A university learned that a deceased donor’s planned charitable gift had been derailed by the surviving spouse’s actions, including destroying the donor’s will after her death and submitting a prior will that did not include the charity. Our team stepped in, restored control of the estate, untangled months of misuse, and ultimately secured more than $800,000 for the charity the donor had intended to support.
A Donor with a Vision, and a Beneficiary Left in the Dark
Our client, a major public university, learned only by chance that a longtime supporter had passed away. This donor had spent her life working diligently and had carefully crafted an estate plan that designated the university as the residuary beneficiary.
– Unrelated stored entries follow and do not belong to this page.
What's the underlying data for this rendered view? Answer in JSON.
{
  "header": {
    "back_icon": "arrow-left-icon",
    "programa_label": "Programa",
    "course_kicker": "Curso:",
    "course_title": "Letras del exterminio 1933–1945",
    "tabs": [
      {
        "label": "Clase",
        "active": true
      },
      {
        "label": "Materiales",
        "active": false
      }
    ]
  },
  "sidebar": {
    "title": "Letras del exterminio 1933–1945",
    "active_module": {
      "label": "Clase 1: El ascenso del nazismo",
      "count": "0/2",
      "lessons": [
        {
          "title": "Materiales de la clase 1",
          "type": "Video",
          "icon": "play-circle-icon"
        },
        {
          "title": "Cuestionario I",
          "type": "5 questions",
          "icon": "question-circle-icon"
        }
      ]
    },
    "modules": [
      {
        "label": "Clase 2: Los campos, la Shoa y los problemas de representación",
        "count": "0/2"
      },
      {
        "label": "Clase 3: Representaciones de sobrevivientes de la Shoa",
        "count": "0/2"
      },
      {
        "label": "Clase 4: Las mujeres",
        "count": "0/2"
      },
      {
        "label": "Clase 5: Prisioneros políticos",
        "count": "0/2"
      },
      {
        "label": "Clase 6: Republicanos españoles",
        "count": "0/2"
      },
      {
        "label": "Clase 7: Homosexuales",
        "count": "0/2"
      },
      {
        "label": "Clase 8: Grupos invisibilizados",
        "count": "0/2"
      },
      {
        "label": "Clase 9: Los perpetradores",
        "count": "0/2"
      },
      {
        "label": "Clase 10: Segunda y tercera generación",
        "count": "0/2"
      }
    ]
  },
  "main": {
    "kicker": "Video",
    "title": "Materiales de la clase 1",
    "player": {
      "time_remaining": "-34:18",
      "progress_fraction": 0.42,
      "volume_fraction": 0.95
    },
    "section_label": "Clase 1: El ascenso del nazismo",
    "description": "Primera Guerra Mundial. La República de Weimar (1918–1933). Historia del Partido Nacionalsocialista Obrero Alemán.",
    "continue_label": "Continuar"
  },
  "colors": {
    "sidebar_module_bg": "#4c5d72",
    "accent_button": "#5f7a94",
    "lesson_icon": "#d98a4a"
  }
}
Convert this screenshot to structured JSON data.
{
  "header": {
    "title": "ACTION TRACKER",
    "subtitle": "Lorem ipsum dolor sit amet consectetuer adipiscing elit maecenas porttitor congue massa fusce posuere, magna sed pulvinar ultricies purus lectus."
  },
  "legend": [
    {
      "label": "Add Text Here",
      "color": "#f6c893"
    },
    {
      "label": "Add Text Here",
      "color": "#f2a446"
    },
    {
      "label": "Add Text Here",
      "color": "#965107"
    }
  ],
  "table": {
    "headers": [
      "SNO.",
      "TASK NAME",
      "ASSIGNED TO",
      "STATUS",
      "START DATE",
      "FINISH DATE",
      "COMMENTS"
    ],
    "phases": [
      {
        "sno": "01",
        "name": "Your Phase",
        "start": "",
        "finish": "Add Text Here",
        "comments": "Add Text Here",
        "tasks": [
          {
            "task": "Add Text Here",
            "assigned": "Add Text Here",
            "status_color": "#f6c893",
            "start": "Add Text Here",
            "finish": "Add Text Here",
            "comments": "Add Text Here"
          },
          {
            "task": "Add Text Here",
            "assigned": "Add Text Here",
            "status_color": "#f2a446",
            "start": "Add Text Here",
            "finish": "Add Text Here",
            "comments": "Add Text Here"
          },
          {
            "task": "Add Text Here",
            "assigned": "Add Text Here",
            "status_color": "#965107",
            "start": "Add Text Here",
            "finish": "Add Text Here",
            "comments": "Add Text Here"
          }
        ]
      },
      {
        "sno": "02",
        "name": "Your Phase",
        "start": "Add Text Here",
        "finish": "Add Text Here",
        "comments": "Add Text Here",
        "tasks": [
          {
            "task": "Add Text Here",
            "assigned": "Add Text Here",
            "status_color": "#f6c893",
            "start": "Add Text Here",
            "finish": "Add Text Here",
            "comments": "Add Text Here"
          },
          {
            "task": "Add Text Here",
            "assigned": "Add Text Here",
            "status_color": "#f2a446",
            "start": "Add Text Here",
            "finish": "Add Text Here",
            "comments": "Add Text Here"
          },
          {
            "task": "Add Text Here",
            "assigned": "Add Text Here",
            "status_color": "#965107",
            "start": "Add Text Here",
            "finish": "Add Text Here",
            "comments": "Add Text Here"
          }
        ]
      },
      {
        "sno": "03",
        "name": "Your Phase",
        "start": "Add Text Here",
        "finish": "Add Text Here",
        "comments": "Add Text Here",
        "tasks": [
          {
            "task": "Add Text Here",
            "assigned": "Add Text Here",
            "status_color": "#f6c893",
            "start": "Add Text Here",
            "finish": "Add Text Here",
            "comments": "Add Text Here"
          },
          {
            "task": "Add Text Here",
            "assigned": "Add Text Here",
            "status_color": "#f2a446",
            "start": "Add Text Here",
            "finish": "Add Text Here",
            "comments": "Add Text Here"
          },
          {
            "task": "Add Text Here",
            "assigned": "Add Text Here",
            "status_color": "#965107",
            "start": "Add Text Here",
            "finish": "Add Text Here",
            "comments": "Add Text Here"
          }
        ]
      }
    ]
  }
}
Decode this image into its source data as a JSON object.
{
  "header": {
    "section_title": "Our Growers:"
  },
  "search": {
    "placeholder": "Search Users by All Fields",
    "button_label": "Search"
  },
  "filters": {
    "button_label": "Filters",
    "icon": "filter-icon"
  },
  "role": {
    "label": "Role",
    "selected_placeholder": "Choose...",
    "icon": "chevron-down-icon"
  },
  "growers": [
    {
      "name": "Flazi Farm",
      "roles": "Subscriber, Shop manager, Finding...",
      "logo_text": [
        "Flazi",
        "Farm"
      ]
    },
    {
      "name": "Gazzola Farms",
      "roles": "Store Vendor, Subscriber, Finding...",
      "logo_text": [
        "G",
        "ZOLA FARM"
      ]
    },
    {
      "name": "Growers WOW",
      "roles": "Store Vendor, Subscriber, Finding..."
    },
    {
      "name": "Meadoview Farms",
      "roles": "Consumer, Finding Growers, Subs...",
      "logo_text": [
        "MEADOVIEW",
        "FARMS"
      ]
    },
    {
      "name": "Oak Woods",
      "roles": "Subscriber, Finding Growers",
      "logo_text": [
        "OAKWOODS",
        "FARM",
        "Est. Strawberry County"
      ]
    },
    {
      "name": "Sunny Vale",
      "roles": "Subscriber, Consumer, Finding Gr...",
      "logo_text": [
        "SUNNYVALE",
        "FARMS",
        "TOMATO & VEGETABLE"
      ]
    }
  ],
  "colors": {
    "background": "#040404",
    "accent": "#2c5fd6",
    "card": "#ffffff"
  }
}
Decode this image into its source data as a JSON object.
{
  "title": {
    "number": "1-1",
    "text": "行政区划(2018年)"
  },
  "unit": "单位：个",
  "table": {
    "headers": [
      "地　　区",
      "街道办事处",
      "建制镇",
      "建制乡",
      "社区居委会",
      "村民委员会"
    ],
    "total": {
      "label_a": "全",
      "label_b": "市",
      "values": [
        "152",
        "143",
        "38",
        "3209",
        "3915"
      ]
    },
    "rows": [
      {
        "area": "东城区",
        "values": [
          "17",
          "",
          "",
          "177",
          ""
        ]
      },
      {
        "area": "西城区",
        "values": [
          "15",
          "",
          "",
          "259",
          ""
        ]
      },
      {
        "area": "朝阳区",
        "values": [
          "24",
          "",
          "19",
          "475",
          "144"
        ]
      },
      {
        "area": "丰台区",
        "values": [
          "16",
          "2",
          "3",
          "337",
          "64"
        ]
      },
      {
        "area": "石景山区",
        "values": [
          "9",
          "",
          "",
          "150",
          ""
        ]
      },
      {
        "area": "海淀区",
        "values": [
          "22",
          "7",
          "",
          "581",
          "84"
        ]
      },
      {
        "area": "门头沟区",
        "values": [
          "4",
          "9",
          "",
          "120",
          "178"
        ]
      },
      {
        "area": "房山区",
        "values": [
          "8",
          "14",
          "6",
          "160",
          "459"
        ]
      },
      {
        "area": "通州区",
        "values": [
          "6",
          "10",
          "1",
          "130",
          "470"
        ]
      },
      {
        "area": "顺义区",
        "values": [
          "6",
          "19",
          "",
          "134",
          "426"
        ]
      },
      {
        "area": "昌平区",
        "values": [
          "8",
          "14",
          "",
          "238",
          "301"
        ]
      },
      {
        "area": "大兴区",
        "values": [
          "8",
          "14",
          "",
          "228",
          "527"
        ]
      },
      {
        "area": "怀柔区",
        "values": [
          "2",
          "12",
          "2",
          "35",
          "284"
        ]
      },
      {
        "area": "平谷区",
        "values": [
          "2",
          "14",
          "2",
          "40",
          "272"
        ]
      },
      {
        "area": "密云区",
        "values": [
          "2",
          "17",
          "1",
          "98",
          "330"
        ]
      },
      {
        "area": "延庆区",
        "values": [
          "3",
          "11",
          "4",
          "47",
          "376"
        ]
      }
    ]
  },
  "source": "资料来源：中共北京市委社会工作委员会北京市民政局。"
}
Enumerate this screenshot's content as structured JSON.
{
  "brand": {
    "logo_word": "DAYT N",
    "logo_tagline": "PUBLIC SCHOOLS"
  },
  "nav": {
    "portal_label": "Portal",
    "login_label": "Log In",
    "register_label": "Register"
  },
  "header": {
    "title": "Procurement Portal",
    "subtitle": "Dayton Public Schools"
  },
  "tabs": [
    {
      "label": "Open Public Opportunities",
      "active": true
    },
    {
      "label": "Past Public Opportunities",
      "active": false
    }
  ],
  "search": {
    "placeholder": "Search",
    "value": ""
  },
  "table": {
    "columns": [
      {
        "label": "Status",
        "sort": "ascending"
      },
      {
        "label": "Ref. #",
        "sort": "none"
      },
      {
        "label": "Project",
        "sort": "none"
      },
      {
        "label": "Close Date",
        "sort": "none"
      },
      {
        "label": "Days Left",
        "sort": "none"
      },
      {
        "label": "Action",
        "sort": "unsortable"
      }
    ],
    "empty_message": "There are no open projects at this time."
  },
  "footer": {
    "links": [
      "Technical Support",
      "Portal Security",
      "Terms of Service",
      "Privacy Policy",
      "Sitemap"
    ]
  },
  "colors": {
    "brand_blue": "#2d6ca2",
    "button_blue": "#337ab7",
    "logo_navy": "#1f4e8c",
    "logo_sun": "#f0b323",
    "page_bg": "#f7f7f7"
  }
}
Yet months after her death, the university had received no notice of probate and no communication from the donor’s surviving spouse.
When the donor’s family reached out with their own concerns, a clearer picture emerged: the surviving spouse had probated an earlier will in a different county and had begun treating the estate as solely his own, despite the existence of a later will leaving the bulk of the estate to the university. By the time the university contacted us, it was evident that the donor’s intentions were not being honored.
A Probate Gone Rogue
By the time we stepped in, the estate was in disarray. It quickly became apparent that, for more than sixteen months, the surviving spouse and his new partner had freely used estate assets. Key financial information was missing. Retirement accounts of significant value—portions of which were supposed to pass to the university as the donor’s charitable beneficiary—had been spent or invested in questionable ventures. The donor’s home, once well‑kept, had deteriorated.
The core problem was not just asset depletion; it was the delay. The donor’s chosen beneficiary had been deprived of the estate for more than a year while someone with no legal authority to do so acted as though the estate belonged entirely to him. Restoring order required both immediate action and careful long‑term strategy.
Stabilizing the Present to Reclaim the Past
Our priority was to regain control. Working with the court, we secured the appointment of an experienced, professional fiduciary to take over the administration of the donor’s estate. With proper authority restored, we then represented the professional administrator as she tirelessly gathered records, secured the real property, and began untangling the financial trail left behind.
Once the estate was stabilized, we turned our focus to recovering what the university was owed. We brought claims to restore the donor’s share of community property to the estate, particularly retirement assets exceeding $400,000, and we sought damages and legal fees for the harm caused to the university by the prolonged delay.
After prevailing in the lower court and then substantially prevailing on appeal, we worked with a CPA forensic expert to craft a precise analysis of damages. Using publicly available endowment performance data, the CPA demonstrated that the university’s typical investment returns would have yielded approximately an 18% annual return during the period of wrongful withholding. This analysis became the foundation of our damages argument.
Restoring What Was Lost, and What Was Intended
On remand, the trial court agreed with our expert-driven approach. The court awarded the university not only its community property share of the withheld assets and attorney fees, but also the full measure of time‑value damages, supported by the 18% investment-return analysis. In total, the recovery exceeded $800,000, allowing the donor’s carefully planned gift to finally reach its intended beneficiaries.
Although the road to resolution was long—spanning trial, appeal, and remand—the result honored the donor’s intent and ensured her generosity would support the scholarships and research she had envisioned. For the university and our client, this case reaffirmed the deceased donor’s intent. For our team, it reaffirmed the value of persistence, creativity, and careful stewardship in protecting a legacy at risk.